Donald's Encyclopedia of Popular Music


KING label

Country and R&B record label complex including Queen, Federal, and De Luxe, established in 1945 in Cincinnati by Syd Nathan, who left the department store business, built a music factory in a disused icehouse that did everything from recording and pressing to printing the sleeves for LPs. The Boone County Jamboree on local WLW radio became Midwestern Hayride '45; the town was a regional centre for country music, also a gateway to the steel mills of the north, with a black population and a local Cotton Club that booked big-name black bands.

Nathan signed Lucky Millinder vocalist Bull Moose Jackson (b Benjamin Clarence Jackson, 1919, Cleveland OH; d there 31 July 1989), and hired Millinder's arranger Henry Glover as producer/writer. Jackson had R&B hits (on Queen initially, to keep R&B and C&W separate) with 'I Love You, Yes I Do' (remade on Seven Arts '61, top ten again), 'All My Love Belongs To You', 'I Can't Go On Without You' '47-8, written by Glover with Nathan grabbing a credit (as 'Sally Nix' or 'Lois Mann', his wife's maiden name); 'Little Girl, Don't Cry' '49, co-written by Millinder. Jackson was a crooner; the King R&B sound was different from the West Coast style (though Jackson also recorded 'Ten-Inch Record', 'I Want A Bow-Legged Woman', etc).
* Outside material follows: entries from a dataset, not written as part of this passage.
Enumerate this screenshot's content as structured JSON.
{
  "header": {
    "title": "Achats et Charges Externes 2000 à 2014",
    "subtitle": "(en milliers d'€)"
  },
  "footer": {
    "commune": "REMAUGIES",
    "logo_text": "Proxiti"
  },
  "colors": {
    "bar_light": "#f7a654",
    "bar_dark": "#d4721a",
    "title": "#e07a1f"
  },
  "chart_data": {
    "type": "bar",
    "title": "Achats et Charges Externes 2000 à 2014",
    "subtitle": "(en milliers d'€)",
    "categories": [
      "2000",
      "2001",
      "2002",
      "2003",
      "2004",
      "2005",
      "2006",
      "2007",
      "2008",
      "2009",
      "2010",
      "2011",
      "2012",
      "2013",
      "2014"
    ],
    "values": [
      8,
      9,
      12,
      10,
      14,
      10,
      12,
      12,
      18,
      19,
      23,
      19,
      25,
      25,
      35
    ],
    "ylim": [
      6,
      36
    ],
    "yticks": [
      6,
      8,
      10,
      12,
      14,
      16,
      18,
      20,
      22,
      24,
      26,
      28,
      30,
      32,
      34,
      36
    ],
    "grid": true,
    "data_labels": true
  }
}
Country acts included the Delmore Brothers (recorded 'Blues, Stay Away From Me' during 'hillbilly boogie' craze), Grandpa Jones, Bradley Kincaid, later Moon Mullican, Cowboy Copas, Hawkshaw Hawkins; a number 1 country hit in 1949 'Why Don't You Haul Off And Love Me' was co-written and sung by Wayne Raney. Long before Sun Records in Memphis combined black and country music, Nathan gave country songs to black artists and vice-versa; he owned the songs (published by Lois Music) and sold them twice: blacks did not buy country records, but bought (e.g.) Raney's hit covered by Jackson '49 for a number 2 R&B hit. Wynonie Harris, Lonnie Johnson, Ivory Joe Hunter, Little Willie John were King R&B artists (Harris recorded the country tune 'Bloodshot Eyes').

Glover brought Millinder and Tiny Bradshaw to the label and jump bands did even better than solo singers: Earl Bostic had an R&B number 1 '50 with 'Flamingo' (a hit for Duke Ellington with Herb Jeffries in 1941) but the milestone was 'Honky Tonk' by Bill Doggett, number 1 R&B and 2 pop in 1956. Ralph Bass joined the group in 1951 with his Federal label, including Billy Ward and his Dominoes (lead singer Clyde McPhatter): 'Sixty-Minute Man' and 'Have Mercy, Baby' were number 1 R&B hits. Nathan bought the De Luxe label from New Jersey; the Charms ('Hearts Of Stone' number 1 '54) became Otis Williams and the Charms for more hits. The Five Royales and Hank Ballard's Midnighters recorded for King; Joe Tex, the Platters, Otis Redding started there.

Music changed and Nathan's judgement was not always good: he refused to record James Brown's 'Do The Mashed Potatoes', it came out on a Dade (Florida) label as by Nat Kendrick (the drummer) and the Swans for a top ten R&B hit, but Nathan still didn't know who he was dealing with: Brown went on strike in 1964 when he was the hottest black artist in the country; his live act set audiences on fire but he did nothing for Nathan until Brown got his own way in 1965, and his Live At The Apollo was a huge hit and one of the first live albums in black pop. From then on Brown chose his own material and published his own music. Glover went to Roulette in 1956 and recorded Joey Dee's 'Peppermint Twist'; Gene Redd was R&B A&R at King and recorded early James Brown hits; Glover came back to King and went with it to Starday after Nathan died. Many reissues and compilations were available on King, Starday, Polydor, other labels as well as Charly UK: The King R&B Box Set '96 was four CDs, 85 classics covering '45-65, and there should have been another one for the country side.